Again, the advent of the web, and its general availability, has made this a more visible policy issue. Last century, the Lex Gambetta type legislation required that law should be made available by print, and the system of alerting the public to changes by a legal gazette was nearly universally introduced, replacing the older system where changes in the law were announced from the steps of the church or other public gathering places. In 1970, Spiros Simitis in his landmark of a book Informationskrise des Rechts und Datenverarbeitung, maintained that time had come to use computers to solve the same problem by new technology. And now, the web has made this policy issue even more acute.
Several of the papers addressed more or less directly this issue. I will be allowed the small ethnocentric aside to mention that the commercial Norwegian service provider Lovdata has, from their commercial point of view, decided that it would not serve their interest to withhold legislation from the Net, but has made the legislation freely available without restrictions, currently maintained in a consolidated form, a position discussed in the paper of Trygve Harvold at the conference.
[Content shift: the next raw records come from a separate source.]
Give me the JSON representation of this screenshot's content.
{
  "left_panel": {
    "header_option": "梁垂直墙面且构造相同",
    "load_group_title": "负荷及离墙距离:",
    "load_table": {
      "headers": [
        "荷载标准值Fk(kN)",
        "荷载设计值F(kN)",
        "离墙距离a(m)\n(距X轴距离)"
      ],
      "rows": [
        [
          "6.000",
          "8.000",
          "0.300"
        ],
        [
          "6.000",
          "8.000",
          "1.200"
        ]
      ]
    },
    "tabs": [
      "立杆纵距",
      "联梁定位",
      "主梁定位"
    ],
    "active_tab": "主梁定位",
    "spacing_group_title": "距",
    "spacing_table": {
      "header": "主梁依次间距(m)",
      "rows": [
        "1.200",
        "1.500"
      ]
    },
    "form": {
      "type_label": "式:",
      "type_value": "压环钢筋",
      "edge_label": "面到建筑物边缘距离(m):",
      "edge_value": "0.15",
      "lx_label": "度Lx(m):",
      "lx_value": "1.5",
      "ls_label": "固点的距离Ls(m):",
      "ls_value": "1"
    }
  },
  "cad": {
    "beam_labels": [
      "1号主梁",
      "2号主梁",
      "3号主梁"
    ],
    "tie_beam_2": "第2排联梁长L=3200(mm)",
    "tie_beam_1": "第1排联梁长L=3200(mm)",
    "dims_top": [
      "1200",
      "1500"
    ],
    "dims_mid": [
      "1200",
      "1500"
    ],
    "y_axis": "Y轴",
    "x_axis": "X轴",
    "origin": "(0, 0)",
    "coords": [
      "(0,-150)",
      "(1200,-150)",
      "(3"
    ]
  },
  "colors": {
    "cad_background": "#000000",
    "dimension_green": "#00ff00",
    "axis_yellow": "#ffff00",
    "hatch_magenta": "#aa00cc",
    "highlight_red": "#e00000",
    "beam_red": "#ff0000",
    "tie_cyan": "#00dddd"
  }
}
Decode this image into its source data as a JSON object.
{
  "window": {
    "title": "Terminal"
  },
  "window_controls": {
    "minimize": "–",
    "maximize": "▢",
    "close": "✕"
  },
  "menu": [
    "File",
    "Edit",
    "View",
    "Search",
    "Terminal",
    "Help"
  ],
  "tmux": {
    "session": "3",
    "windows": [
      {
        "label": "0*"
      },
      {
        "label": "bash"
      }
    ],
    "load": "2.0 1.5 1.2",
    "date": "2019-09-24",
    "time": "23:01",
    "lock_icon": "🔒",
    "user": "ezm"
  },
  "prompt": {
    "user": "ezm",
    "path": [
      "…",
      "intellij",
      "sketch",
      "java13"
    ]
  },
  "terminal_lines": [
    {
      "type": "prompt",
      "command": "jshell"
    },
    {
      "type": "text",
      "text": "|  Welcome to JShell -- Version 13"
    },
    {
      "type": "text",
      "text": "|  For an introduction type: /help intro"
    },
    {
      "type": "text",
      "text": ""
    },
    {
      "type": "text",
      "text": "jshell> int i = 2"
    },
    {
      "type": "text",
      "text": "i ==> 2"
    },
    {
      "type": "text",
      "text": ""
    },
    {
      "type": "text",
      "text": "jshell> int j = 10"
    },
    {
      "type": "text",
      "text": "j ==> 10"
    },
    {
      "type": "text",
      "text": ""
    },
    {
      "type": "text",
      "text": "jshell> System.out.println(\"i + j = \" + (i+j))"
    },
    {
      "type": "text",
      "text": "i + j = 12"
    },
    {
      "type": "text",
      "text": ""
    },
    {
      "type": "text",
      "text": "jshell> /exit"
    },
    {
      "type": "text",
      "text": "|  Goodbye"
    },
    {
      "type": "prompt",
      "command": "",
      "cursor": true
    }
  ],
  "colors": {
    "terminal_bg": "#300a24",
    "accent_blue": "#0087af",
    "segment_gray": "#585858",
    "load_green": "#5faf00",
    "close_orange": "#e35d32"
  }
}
This may actually be the first complete national body of legislation to be made available on the web.
4. Conclusion
Therefore, rather than being a compilation of examples from around the world on how Web technology has been used to provide access to legal source material – as the a reader of the published papers may be led to believe – the conference became a lively forum for policy discussion, a forum which is sorely needed for this field. After the Council of Europe discontinued its Committee on Legal Data Processing, there has not been a central forum for such important discussions. Perhaps the AustLII conferences will provide this in the future – for a follow up conference for 1998 was announced. Or perhaps the initiative taken at the conference by Graham Greenleaf, Daniel Poulin, and Trygve Harvold to establish a new international organisation of public legal information service providers will offer us such a forum in the future.